Suppose we have an ordinary differential equation:
$\dfrac{dx}{dt} = f(x)$
To determine the value of the fixed/critical/equilibrium point(s), we set $\dfrac{dx}{dt} = 0$, that is, we calculate the values of $x$ which satisfy the equation $f(x) = 0$.
Suppose a fixed point exists called $x_*$.
To determine the nature of this fixed point, we calculate $\dfrac{dx}{dt}$ to the left and to the right of it. If $\dfrac{dx}{dt}>0$ to the left of $x_*$ and $\dfrac{dx}{dt}<0$ to the right of $x_*$ we say that it is stable.
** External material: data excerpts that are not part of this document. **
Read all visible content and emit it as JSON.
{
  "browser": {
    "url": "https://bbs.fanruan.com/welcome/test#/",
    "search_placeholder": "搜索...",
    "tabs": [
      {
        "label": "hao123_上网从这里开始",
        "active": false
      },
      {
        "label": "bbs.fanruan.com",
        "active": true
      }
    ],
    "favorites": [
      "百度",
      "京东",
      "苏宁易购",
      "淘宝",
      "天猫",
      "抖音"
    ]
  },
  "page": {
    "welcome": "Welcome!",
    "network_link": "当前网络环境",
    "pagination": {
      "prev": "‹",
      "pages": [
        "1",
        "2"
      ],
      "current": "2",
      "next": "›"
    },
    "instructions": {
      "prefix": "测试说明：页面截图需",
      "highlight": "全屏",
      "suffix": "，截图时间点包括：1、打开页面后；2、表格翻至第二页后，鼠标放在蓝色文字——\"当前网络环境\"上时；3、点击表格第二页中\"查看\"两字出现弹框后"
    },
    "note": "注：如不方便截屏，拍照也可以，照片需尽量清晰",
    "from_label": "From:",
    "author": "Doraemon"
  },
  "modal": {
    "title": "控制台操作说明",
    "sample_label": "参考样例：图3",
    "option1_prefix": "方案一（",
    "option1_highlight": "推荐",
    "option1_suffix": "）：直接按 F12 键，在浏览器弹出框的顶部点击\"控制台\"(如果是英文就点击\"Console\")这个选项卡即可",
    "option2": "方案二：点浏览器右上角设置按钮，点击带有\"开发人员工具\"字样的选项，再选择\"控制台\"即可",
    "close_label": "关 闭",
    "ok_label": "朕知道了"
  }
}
Otherwise, it is unstable.
The analysis above was limited to real fixed points, that is $x_*$ $\in \mathbb{R}$.
How may we generalise and extend the above analysis and determine the nature of complex fixed points in one dimension?
So, suppose we have: $\dfrac{dx}{dt} = 1 + x^2$. The fixed point is complex and I cannot explain its nature.
You have first to decide what is your phase space:
If it is $\mathbb R$, then $x'=1+x^2$ has no constant solutions (what you call fixed points).
If it is $\mathbb C$, then you need to solve $z'=1+z^2$ (this is better) or to transform it in $x'=1+x^2-y^2, \ y'=2xy$ and proceed from there.